ORWO Schwarzweißfilme waren für mich als Schüler, Zivi und später Student eine preiswerte, aber doch recht gute Lösung, um meinen enormen Bedarf an Filmen zu decken. 1984 habe ich den ersten Schwung dieser Filme bei einem Verwandtenbesuch in der DDR vom Zwangsumtauschgeld gekauft, später dann nochmal 1988 in Ost-Berlin nachgelegt, doch auch in Wuppertal konnte man später solche Filme günstig kaufen. Oben sieht man fast die gesamte Palette an SW-Negativfilmen, ORWO produzierte aber auch Farbfilme. Von diesen habe ich auch mal einen ausprobiert, dieser erreichte aber bei weitem nicht das Qualitätsniveau westlicher Filme. Die SW-Filme waren vom Tonwertumfang vergleichbar mit Agfa, Kodak oder Ilford-Standardfilmen, der NP27 z.B. erreichte aber nicht das Niveau eines Tri-X oder HP5, was die Körnigkeit angeht. Praktisch waren die einfach zu öffnen und wiederverschließbaren Plastik-Patronen. Ich habe sie gerne für Meterware genutzt.
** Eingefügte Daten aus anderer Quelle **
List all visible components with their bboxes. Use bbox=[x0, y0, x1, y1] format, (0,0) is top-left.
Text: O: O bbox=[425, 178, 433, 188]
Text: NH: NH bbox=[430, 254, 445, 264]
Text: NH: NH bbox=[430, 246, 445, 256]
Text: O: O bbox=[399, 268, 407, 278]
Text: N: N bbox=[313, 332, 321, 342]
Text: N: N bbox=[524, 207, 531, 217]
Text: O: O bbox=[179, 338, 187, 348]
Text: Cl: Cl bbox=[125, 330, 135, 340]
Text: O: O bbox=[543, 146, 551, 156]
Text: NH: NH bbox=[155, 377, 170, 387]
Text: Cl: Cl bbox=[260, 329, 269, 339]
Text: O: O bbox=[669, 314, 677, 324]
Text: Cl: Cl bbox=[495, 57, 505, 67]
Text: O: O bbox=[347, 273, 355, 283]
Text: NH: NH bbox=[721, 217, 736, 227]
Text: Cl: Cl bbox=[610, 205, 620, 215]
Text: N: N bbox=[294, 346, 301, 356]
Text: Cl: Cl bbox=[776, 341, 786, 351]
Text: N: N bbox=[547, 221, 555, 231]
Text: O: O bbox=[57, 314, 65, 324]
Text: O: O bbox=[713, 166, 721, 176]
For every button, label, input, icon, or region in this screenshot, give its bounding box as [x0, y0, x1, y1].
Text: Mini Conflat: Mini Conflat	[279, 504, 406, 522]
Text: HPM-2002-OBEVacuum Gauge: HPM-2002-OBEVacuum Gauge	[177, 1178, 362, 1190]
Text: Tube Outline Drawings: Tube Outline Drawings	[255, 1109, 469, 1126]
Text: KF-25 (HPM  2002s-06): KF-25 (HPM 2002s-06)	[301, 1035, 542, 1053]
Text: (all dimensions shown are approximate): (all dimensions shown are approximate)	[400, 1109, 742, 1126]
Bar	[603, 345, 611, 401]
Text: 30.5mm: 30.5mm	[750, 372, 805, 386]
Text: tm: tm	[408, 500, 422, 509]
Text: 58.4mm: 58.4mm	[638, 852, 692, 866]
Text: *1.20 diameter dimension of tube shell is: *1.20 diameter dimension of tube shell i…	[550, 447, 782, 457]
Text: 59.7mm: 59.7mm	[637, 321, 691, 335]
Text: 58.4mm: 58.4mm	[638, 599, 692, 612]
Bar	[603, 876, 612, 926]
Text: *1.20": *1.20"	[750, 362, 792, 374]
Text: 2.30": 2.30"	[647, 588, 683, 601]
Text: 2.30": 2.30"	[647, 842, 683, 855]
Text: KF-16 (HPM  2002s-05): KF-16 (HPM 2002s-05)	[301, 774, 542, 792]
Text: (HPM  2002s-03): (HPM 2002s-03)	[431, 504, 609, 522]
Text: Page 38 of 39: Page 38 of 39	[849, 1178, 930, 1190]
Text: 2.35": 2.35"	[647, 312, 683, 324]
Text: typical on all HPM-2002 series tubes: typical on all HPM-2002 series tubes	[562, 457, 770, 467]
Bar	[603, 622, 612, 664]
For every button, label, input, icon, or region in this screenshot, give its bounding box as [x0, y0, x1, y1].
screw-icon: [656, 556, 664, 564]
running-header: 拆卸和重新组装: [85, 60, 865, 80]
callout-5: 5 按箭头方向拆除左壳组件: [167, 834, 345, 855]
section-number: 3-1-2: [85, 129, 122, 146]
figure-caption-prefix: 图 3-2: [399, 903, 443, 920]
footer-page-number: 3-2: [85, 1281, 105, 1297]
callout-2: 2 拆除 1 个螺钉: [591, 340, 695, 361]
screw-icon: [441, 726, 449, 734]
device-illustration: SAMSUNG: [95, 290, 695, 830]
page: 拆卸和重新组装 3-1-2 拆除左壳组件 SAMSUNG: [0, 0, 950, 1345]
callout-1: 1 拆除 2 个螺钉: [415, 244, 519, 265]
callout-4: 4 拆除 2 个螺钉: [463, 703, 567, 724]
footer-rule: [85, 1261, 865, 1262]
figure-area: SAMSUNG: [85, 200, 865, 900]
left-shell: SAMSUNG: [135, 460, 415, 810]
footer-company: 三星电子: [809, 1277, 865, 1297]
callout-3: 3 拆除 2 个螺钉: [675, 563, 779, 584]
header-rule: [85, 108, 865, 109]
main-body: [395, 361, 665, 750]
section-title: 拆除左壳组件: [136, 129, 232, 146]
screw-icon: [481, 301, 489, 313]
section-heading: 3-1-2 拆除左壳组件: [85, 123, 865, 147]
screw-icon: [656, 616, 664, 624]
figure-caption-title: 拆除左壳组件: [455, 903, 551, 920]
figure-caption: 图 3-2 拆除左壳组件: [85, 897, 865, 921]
ORWO steht für "ORiginal WOlfen" und ist die 1964 neu eingeführte Marke für Filme aus der ehemals größten Filmfabrik Europas, wo bis zu diesem Zeitpunkt Filme unter der Marke Agfa produziert wurden. Die weltweiten Markenrechte (bis auf den Ostblock) an Agfa hatte sich nämlich die westdeutsche Neugründung der Agfa in Leverkusen gesichert. Der VEB Filmfabrik Agfa Wolfen war an kapitalistischen Werten wie Markennamen nicht sonderlich interessiert und hat diese Entwicklung einfach verschlafen. Die Geschichte der Fotofabrik in Wolfen kann in einem Buch von Rainer Karlsch nachgelesen werden.
Von der ehemals riesigen Filmfabrik ist heute nur noch ein ödes Gelände übrig. Die meisten Gebäude sind abgerissen, einige wurden unter Denkmalschutz gestellt. In einem der ältesten noch erhaltenen Gebäude ist heute das Industrie- und Filmmuseum Wolfen, welches ich schon zweimal besucht habe und hier wärmstens für jeden Foto-Interessierten empfehlen möchte. Man kann in einer sehr interessanten Führung die alten Maschinen besichten, auf denen ab 1936 der erste Mehrschichtenfarbfilm der Welt, der Agfacolor-Neu gegossen wurde. Neben den Maschinen gibt es noch eine recht umfangreiche Kamera-Sammlung und vieles andere Interessante zum Thema Fotografie und Industriegeschichte. Der Museums-Shop verkauft für wenig Geld u.a. alte ORWO-Broschüren. Aus einer von diesen stammt das oben abgebildete Schema zur Filmherstellung.
In diesem Jahr feiert die ehemalige Filmfabrik übrigends 100-jähriges Jubiläum und gerade am heutigen Tag wird das Industrie- und Filmmuseum von der Gesellschaft Deutscher Chemiker (GDCh) als "Historische Stätte der Chemie" ausgezeichnet.